What was the best era for horror movies that dealt with the supernatural occult !


Question: count Dracula, Christopher lee


Answers: count Dracula, Christopher lee

...if I possibly have a handle upon what you're asking, I would have to say, somewhere around the time of the mid-to-late psychedelic '60's (...or even the early '70's), with films like 1962's "Burn, Witch, Burn", 1970's "The Dunwich Horror", 1963's "The Haunted Palace", 1971's "Blood on Satan's Claw" and 1972's "Necromancy" & "Dracula A.D. 1972"; experimenting with mind-freeing drugs, and the sense of promiscuous freedom, at the time, sometimes DID give way to delving quite passionately into the occult, witchcraft, black magic and Wiccan practices. A lot of this devotion was definitely reflected in the horror films, of the time...

The 1930.s. Dracula, Frankenstein, etal.

The '20s/'30s were pretty awesome for horror movies...especially in Germany..."Nosferatu", "The Cabinet of Dr. Caligari", "Faust"...and American stuff like "Dracula", "Frankenstein", "The Phantom of the Opera", "The Wolf Man", "The Mummy"...some of those flicks still creep me out to this day.

After that, I don't think it really picked back up again until the early '80s (as far as "supernatural" goes), with stuff like "The Shining", "Poltergeist", more of George A. Romero's zombie flicks, and "The Evil Dead" trilogy...which is FULL of the occult. The '80s were really a great time for supernatural horror and the occult.

Slasher films like "Nightmare on Elm Street" and "Friday the 13th" not counting...in my mind, they marked the decline of the genre that is still going on for the most part today.

I would have to agree with Fright Film Fan (again!) that the 1960s is the era you're looking for.

Before then, horror tended to stick mainly to the traditional monsters, or even to non-supernatural threats - things that were down to human villains, tricks and hoaxes, or scientific experiments and the like. The 1960s was when the occult, Satanism, witchcraft etc really exploded on the screen.

Night of the Demon (1958) may have been the precursor of this whole genre. It took off in a slew of British movies such as Night of the Eagle, Witchcraft, Horror Hotel etc. The Haunting and The Innocents probably fit in there somewhat, although they were more ghost stories than strictly occultic. Hammer's The Devil Rides Out (1968) was an important picture, but even then the "traditional" occultic themes were going out of fashion, and Rosemary's Baby (1968) filled the gap, making it all more explicit and modern. That probably set the tone for '70s pictures such as The Exorcist.

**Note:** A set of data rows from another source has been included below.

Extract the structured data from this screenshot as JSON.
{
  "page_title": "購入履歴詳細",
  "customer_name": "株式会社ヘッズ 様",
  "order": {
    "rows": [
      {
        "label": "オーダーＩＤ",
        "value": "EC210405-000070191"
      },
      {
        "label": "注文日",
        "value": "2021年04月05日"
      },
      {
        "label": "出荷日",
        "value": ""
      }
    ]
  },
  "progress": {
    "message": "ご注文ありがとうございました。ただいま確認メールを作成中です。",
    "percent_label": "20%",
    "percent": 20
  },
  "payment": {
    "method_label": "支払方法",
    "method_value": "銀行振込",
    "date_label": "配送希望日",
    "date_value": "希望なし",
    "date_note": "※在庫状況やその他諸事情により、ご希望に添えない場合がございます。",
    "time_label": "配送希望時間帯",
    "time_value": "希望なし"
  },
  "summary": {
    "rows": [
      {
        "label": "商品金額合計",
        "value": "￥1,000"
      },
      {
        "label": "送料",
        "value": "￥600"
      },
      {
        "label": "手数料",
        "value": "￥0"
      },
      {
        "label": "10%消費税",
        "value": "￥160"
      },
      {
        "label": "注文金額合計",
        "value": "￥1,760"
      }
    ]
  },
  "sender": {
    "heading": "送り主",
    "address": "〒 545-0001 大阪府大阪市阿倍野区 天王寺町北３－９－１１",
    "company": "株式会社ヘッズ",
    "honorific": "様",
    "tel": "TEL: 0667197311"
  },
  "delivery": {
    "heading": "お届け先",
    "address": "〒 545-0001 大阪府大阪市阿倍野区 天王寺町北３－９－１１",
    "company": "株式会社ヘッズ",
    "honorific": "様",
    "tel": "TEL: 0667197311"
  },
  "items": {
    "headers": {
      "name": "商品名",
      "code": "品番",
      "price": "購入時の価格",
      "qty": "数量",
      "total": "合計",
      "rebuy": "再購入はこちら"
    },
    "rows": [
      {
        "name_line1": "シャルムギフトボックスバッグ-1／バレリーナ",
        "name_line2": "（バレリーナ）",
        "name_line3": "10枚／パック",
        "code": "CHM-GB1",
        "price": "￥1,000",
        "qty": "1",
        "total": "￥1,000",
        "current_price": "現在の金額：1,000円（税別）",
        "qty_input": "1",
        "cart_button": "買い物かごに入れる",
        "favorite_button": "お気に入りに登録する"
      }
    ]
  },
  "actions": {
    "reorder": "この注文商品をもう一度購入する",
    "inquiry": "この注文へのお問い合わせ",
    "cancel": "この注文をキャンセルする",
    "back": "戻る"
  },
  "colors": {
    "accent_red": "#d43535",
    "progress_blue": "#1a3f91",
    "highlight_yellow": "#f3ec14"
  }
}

Take a look at the small series of films made during the 1940's at RKO by producer Val Lewton:
The Cat People
I Walked With a Zombie
The Body Snatcher
Bedlam
Isle of the Dead
The Seventh Victim
The Curse of the Cat People
The Leopard Man
This series of terror-oriented films rises head and shoulders above nearly any other series of scare films from any era in terms of real emotional content, excellent writing, direction, photography and editing and suspense and fear-related elements. Not all of the films in the series are specifically about the occult, but each of them go delving deep into the human experiences of the beyond-normal.